All training and data conversion workflows have been updated to support the new spaCy v3.0. The training commands can now train multiple components at the same time and will take care of merging annotations on the same input data. You can now also specify different evaluation datasets per task using the eval: prefix – for instance --ner my_train_set,eval:my_eval_set will train the named entity recognizer on my_train_set and evaluate it on my_eval_set. If no evaluation dataset is provided, a percentage of the examples (for the given component) is held back automatically.

data-to-spacy now takes an output directory and generates all data you need to train a pipeline with spaCy, including the data (in spaCy's efficient binary format), a config and even the data to initialize the labels, which can significantly speed up the training process. So once you're ready to scale up your training

The train-curve command now also supports multiple components and lets you set --show-plot to print a visual representation of the curve, in your terminal (requires the plotext library to be installed).

Under the hood, Prodigy now includes custom corpus readers for loading and merging annotations from Prodigy datasets. Those will be added to the training config when you train with Prodigy, which makes it really easy to run quick experiments, without having to export your data. The prodigy spacy-config command generates this config, so you can also use it as a standalone command if you want to. (Pro tip: setting the output to - will write to stdout, and spacy train supports reading configs from stdin. So you can also just pipe the config forward to spaCy if you want!)

:open_book: For documentation and available arguments, run the command name with --help, e.g. prodigy train --help.

spans.manual and UI for annotating overlapping and nested spans

We've also shipped a preview of the new span annotation UI that lets you label any number of potentially overlapping and nested spans. You can use it via the spans.manual recipe. (It's separate from the NER labelling workflows because the data you create with it couldn't be used to train a regular named entity recognizer, because those model implementations typically predict single token-based tags. But in the future, spaCy will provide a SpanCategorizer component for predicting arbitrary spans!).

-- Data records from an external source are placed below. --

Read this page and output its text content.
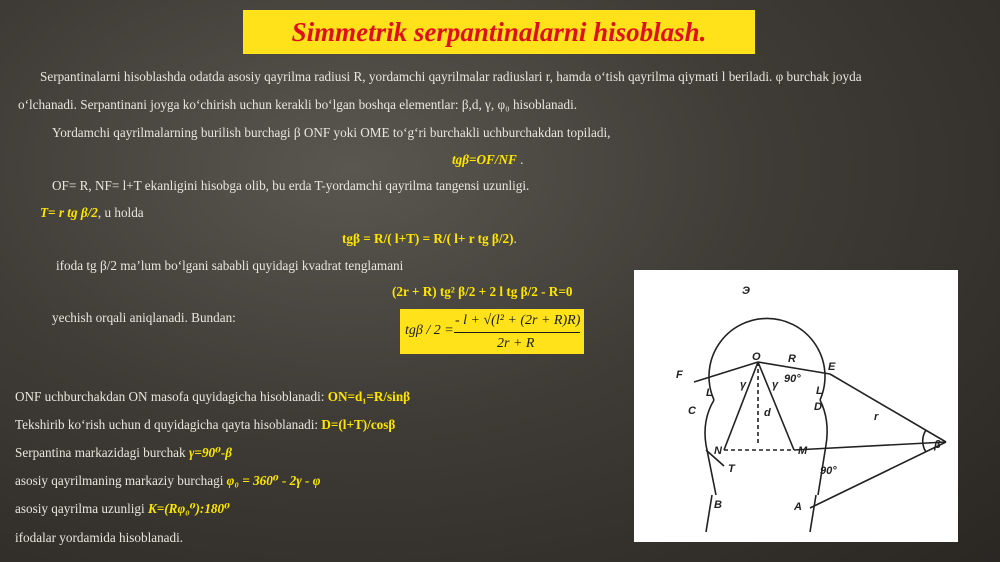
Simmetrik serpantinalarni hisoblash.
Serpantinalarni hisoblashda odatda asosiy qayrilma radiusi R, yordamchi qayrilmalar radiuslari r, hamda o‘tish qayrilma qiymati l beriladi. φ burchak joyda
o‘lchanadi. Serpantinani joyga ko‘chirish uchun kerakli bo‘lgan boshqa elementlar: β,d, γ, φ₀ hisoblanadi.
Yordamchi qayrilmalarning burilish burchagi β ONF yoki OME to‘g‘ri burchakli uchburchakdan topiladi,
tgβ=OF/NF .
OF= R, NF= l+T ekanligini hisobga olib, bu erda T-yordamchi qayrilma tangensi uzunligi.
T= r tg β/2, u holda
tgβ = R/( l+T) = R/( l+ r tg β/2).
ifoda tg β/2 ma’lum bo‘lgani sababli quyidagi kvadrat tenglamani
(2r + R) tg² β/2 + 2 l tg β/2 - R=0
yechish orqali aniqlanadi. Bundan:
tgβ / 2 =
- l + √(l² + (2r + R)R)
2r + R
ONF uchburchakdan ON masofa quyidagicha hisoblanadi: ON=d₁=R/sinβ
Tekshirib ko‘rish uchun d quyidagicha qayta hisoblanadi: D=(l+T)/cosβ
Serpantina markazidagi burchak γ=90⁰-β
asosiy qayrilmaning markaziy burchagi φ₀ = 360⁰ - 2γ - φ
asosiy qayrilma uzunligi K=(Rφ₀⁰):180⁰
ifodalar yordamida hisoblanadi.
Э
O R
F
E
C
L
D
L
γ γ
d	r
β
N	M
T
B	A
90°
90°
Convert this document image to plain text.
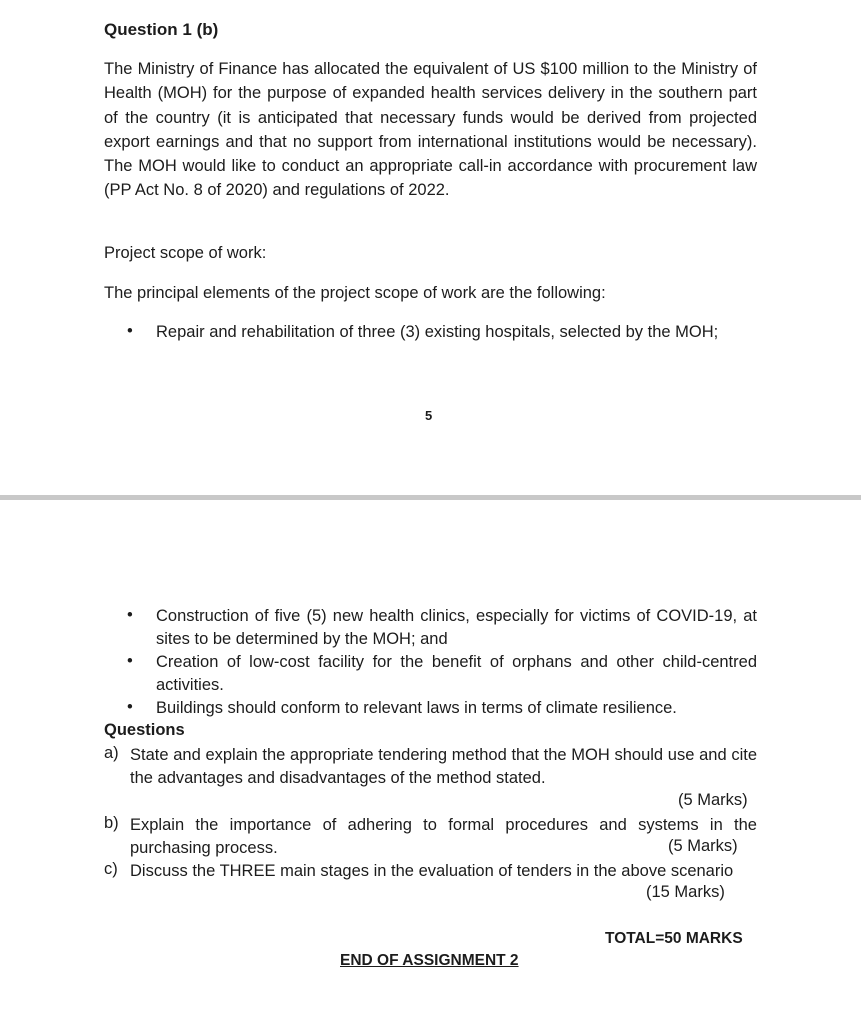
Question 1 (b)
The Ministry of Finance has allocated the equivalent of US $100 million to the Ministry of Health (MOH) for the purpose of expanded health services delivery in the southern part of the country (it is anticipated that necessary funds would be derived from projected export earnings and that no support from international institutions would be necessary). The MOH would like to conduct an appropriate call-in accordance with procurement law (PP Act No. 8 of 2020) and regulations of 2022.
Project scope of work:
The principal elements of the project scope of work are the following:
• Repair and rehabilitation of three (3) existing hospitals, selected by the MOH;
5
• Construction of five (5) new health clinics, especially for victims of COVID-19, at sites to be determined by the MOH; and
• Creation of low-cost facility for the benefit of orphans and other child-centred activities.
• Buildings should conform to relevant laws in terms of climate resilience.
Questions
a) State and explain the appropriate tendering method that the MOH should use and cite the advantages and disadvantages of the method stated.
(5 Marks)
b) Explain the importance of adhering to formal procedures and systems in the purchasing process.	(5 Marks)
c) Discuss the THREE main stages in the evaluation of tenders in the above scenario
(15 Marks)
TOTAL=50 MARKS
END OF ASSIGNMENT 2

New feed implementation to better support multi-user sessions

This is mostly internals, but the nightly also ships with a new implementation of the internal logic that orchestrates the streams of examples, and improves support for multi-user sessions. It's enabled by default (and can be disabled by setting PRODIGY_LEGACY=1 if you end up having problems). So if you're running workflows with multi-user sessions, give it a go and let us know whether everything works as expected.

Future updates and todos

  • Include per-label scores in training logs. This is no problem in spaCy v3 because the logging is fully customizable – the main question is whether this feature should live in spaCy or Prodigy.
  • Some cool new workflows using beam search for NER and transformer-based pipelines – this is all much easier in spaCy v3, so there's a lot to explore. Some ideas include: visualize multiple layers of the beam with heatmap-style colours so you can see the possible scored predictions, automatically include high-confidence predictions in dataset (with occasional checks to see if the threshold is okay)... Maybe you have some cool ideas as well! :smiley: